Supplementation with conjugated linoleic acids extends the adiponectin deficit during early lactation in dairy cows.

Decreasing insulin sensitivity (IS) in peripheral tissues allows for partitioning nutrients towards the mammary gland. In dairy cows, extensive lipid mobilization and continued insulin resistance (IR) are typical for early lactation. Adiponectin, an adipokine, promotes IS. Supplementation with conjugated linoleic acids (CLA) in rodents and humans reduces fat mass whereby IR and hyperinsulinemia may occur. In dairy cows, CLA reduce milk fat, whereas body fat, serum free fatty acids and leptin are not affected. We aimed to investigate the effects of CLA supplementation on serum and adipose tissue (AT) adiponectin concentrations in dairy cows during the lactation driven and parity modulated changes of metabolism. High yielding cows (n=33) were allocated on day 1 post partum to either 100 g/day of a CLA mixture or a control fat supplement (CON) until day 182 post partum. Blood and subcutaneous (sc) AT (AT) biopsy samples were collected until day 252 post partum to measure adiponectin. Serum adiponectin decreased from day 21 pre partum reaching a nadir at calving and thereafter increased gradually. The distribution of adiponectin molecular weight forms was neither affected by time, parity nor treatment. Cows receiving CLA had decreased serum adiponectin concentrations whereby primiparous cows responded about 4 weeks earlier than multiparous cows. The time course of adiponectin concentrations in sc AT (corrected for residual blood) was similar to serum concentrations, without differences between CLA and CON. CLA supplementation attenuated the post partum increase of circulating adiponectin thus acting towards prolongation of peripartal IR and drain of nutrients towards the mammary gland.

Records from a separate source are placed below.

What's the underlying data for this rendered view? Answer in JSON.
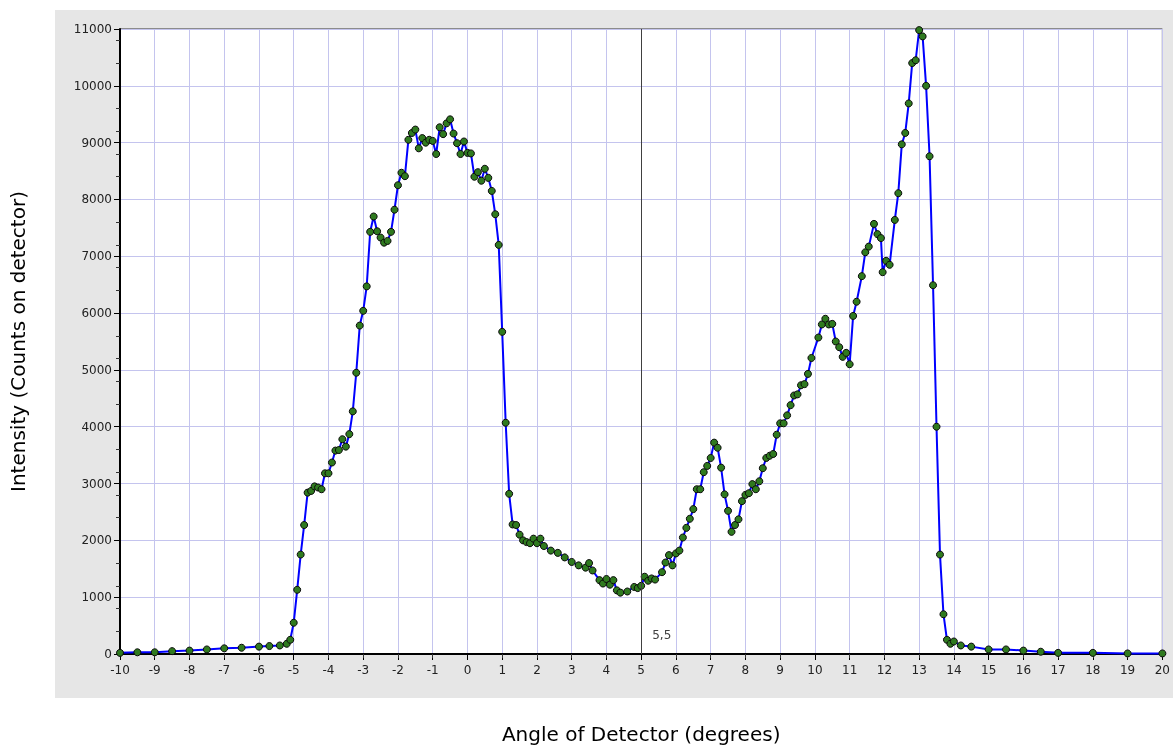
{
  "chart_data": {
    "type": "line",
    "xlabel": "Angle of Detector (degrees)",
    "ylabel": "Intensity (Counts on detector)",
    "xlim": [
      -10,
      20
    ],
    "xticks": [
      -10,
      -9,
      -8,
      -7,
      -6,
      -5,
      -4,
      -3,
      -2,
      -1,
      0,
      1,
      2,
      3,
      4,
      5,
      6,
      7,
      8,
      9,
      10,
      11,
      12,
      13,
      14,
      15,
      16,
      17,
      18,
      19,
      20
    ],
    "ylim": [
      0,
      11000
    ],
    "yticks": [
      0,
      1000,
      2000,
      3000,
      4000,
      5000,
      6000,
      7000,
      8000,
      9000,
      10000,
      11000
    ],
    "grid": true,
    "marker": "circle",
    "line_style": "solid",
    "ref_lines": [
      {
        "axis": "x",
        "value": 5,
        "color": "#404040"
      }
    ],
    "annotations": [
      {
        "text": "5,5",
        "x": 5,
        "y": 0
      }
    ],
    "series": [
      {
        "color": "#0000ff",
        "x": [
          -10,
          -9.5,
          -9,
          -8.5,
          -8,
          -7.5,
          -7,
          -6.5,
          -6,
          -5.7,
          -5.4,
          -5.2,
          -5.1,
          -5.0,
          -4.9,
          -4.8,
          -4.7,
          -4.6,
          -4.5,
          -4.4,
          -4.3,
          -4.2,
          -4.1,
          -4.0,
          -3.9,
          -3.8,
          -3.7,
          -3.6,
          -3.5,
          -3.4,
          -3.3,
          -3.2,
          -3.1,
          -3.0,
          -2.9,
          -2.8,
          -2.7,
          -2.6,
          -2.5,
          -2.4,
          -2.3,
          -2.2,
          -2.1,
          -2.0,
          -1.9,
          -1.8,
          -1.7,
          -1.6,
          -1.5,
          -1.4,
          -1.3,
          -1.2,
          -1.1,
          -1.0,
          -0.9,
          -0.8,
          -0.7,
          -0.6,
          -0.5,
          -0.4,
          -0.3,
          -0.2,
          -0.1,
          0.0,
          0.1,
          0.2,
          0.3,
          0.4,
          0.5,
          0.6,
          0.7,
          0.8,
          0.9,
          1.0,
          1.1,
          1.2,
          1.3,
          1.4,
          1.5,
          1.6,
          1.7,
          1.8,
          1.9,
          2.0,
          2.1,
          2.2,
          2.4,
          2.6,
          2.8,
          3.0,
          3.2,
          3.4,
          3.5,
          3.6,
          3.8,
          3.9,
          4.0,
          4.1,
          4.2,
          4.3,
          4.4,
          4.6,
          4.8,
          4.9,
          5.0,
          5.1,
          5.2,
          5.3,
          5.4,
          5.6,
          5.7,
          5.8,
          5.9,
          6.0,
          6.1,
          6.2,
          6.3,
          6.4,
          6.5,
          6.6,
          6.7,
          6.8,
          6.9,
          7.0,
          7.1,
          7.2,
          7.3,
          7.4,
          7.5,
          7.6,
          7.7,
          7.8,
          7.9,
          8.0,
          8.1,
          8.2,
          8.3,
          8.4,
          8.5,
          8.6,
          8.7,
          8.8,
          8.9,
          9.0,
          9.1,
          9.2,
          9.3,
          9.4,
          9.5,
          9.6,
          9.7,
          9.8,
          9.9,
          10.1,
          10.2,
          10.3,
          10.4,
          10.5,
          10.6,
          10.7,
          10.8,
          10.9,
          11.0,
          11.1,
          11.2,
          11.35,
          11.45,
          11.55,
          11.7,
          11.8,
          11.9,
          11.95,
          12.05,
          12.15,
          12.3,
          12.4,
          12.5,
          12.6,
          12.7,
          12.8,
          12.9,
          13.0,
          13.1,
          13.2,
          13.3,
          13.4,
          13.5,
          13.6,
          13.7,
          13.8,
          13.9,
          14.0,
          14.2,
          14.5,
          15.0,
          15.5,
          16.0,
          16.5,
          17.0,
          18.0,
          19.0,
          20.0
        ],
        "values": [
          20,
          30,
          30,
          50,
          60,
          80,
          100,
          110,
          130,
          140,
          150,
          180,
          250,
          550,
          1130,
          1750,
          2270,
          2840,
          2870,
          2950,
          2930,
          2900,
          3180,
          3180,
          3370,
          3580,
          3590,
          3780,
          3650,
          3870,
          4270,
          4950,
          5780,
          6040,
          6470,
          7430,
          7700,
          7440,
          7330,
          7240,
          7270,
          7430,
          7820,
          8250,
          8470,
          8410,
          9050,
          9170,
          9230,
          8900,
          9080,
          9000,
          9050,
          9030,
          8800,
          9270,
          9150,
          9340,
          9410,
          9160,
          8990,
          8800,
          9020,
          8820,
          8810,
          8400,
          8480,
          8330,
          8540,
          8380,
          8150,
          7740,
          7200,
          5670,
          4070,
          2820,
          2280,
          2270,
          2100,
          2000,
          1970,
          1950,
          2030,
          1950,
          2030,
          1900,
          1820,
          1780,
          1700,
          1620,
          1560,
          1520,
          1600,
          1470,
          1300,
          1240,
          1320,
          1220,
          1300,
          1120,
          1080,
          1100,
          1180,
          1160,
          1200,
          1360,
          1290,
          1330,
          1310,
          1440,
          1610,
          1740,
          1560,
          1770,
          1820,
          2050,
          2220,
          2380,
          2550,
          2900,
          2900,
          3200,
          3310,
          3450,
          3720,
          3630,
          3280,
          2810,
          2520,
          2150,
          2270,
          2370,
          2690,
          2800,
          2830,
          2990,
          2900,
          3040,
          3270,
          3450,
          3490,
          3520,
          3860,
          4060,
          4060,
          4200,
          4380,
          4550,
          4570,
          4730,
          4750,
          4930,
          5210,
          5570,
          5800,
          5900,
          5800,
          5810,
          5500,
          5400,
          5230,
          5300,
          5100,
          5950,
          6200,
          6650,
          7070,
          7170,
          7570,
          7390,
          7320,
          6720,
          6920,
          6850,
          7640,
          8110,
          8970,
          9170,
          9690,
          10400,
          10450,
          10980,
          10870,
          10000,
          8760,
          6490,
          4000,
          1750,
          700,
          250,
          180,
          220,
          150,
          130,
          80,
          80,
          60,
          40,
          20,
          20,
          10,
          10
        ]
      }
    ]
  }
}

Nicotinic acid increases adiponectin secretion from differentiated bovine preadipocytes through G-protein coupled receptor signaling.

The transition period in dairy cows (3 weeks prepartum until 3 weeks postpartum) is associated with substantial mobilization of energy stores, which is often associated with metabolic diseases. Nicotinic acid (NA) is an antilipolytic and lipid-lowering compound used to treat dyslipidaemia in humans, and it also reduces non-esterified fatty acids in cattle. In mice the G-protein coupled receptor 109A (GPR109A) ligand NA positively affects the secretion of adiponectin, an important modulator of glucose and fat metabolism. In cattle, the corresponding data linking NA to adiponectin are missing. Our objective was to examine the effects of NA on adiponectin and AMPK protein abundance and the expression of mRNAs of related genes such as chemerin, an adipokine that enhances adiponectin secretion in vitro. Differentiated bovine adipocytes were incubated with pertussis toxin (PTX) to verify the involvement of GPR signaling, and treated with 10 or 15 µM NA for 12 or 24 h. NA increased adiponectin concentrations (p ≤ 0.001) and the mRNA abundances of GPR109A (p ≤ 0.05) and chemerin (p ≤ 0.01). Pre-incubation with PTX reduced the adiponectin response to NA (p ≤ 0.001). The NA-stimulated secretion of adiponectin and the mRNA expression of chemerin in the bovine adipocytes were suggestive of GPR signaling-dependent improved insulin sensitivity and/or adipocyte metabolism in dairy cows.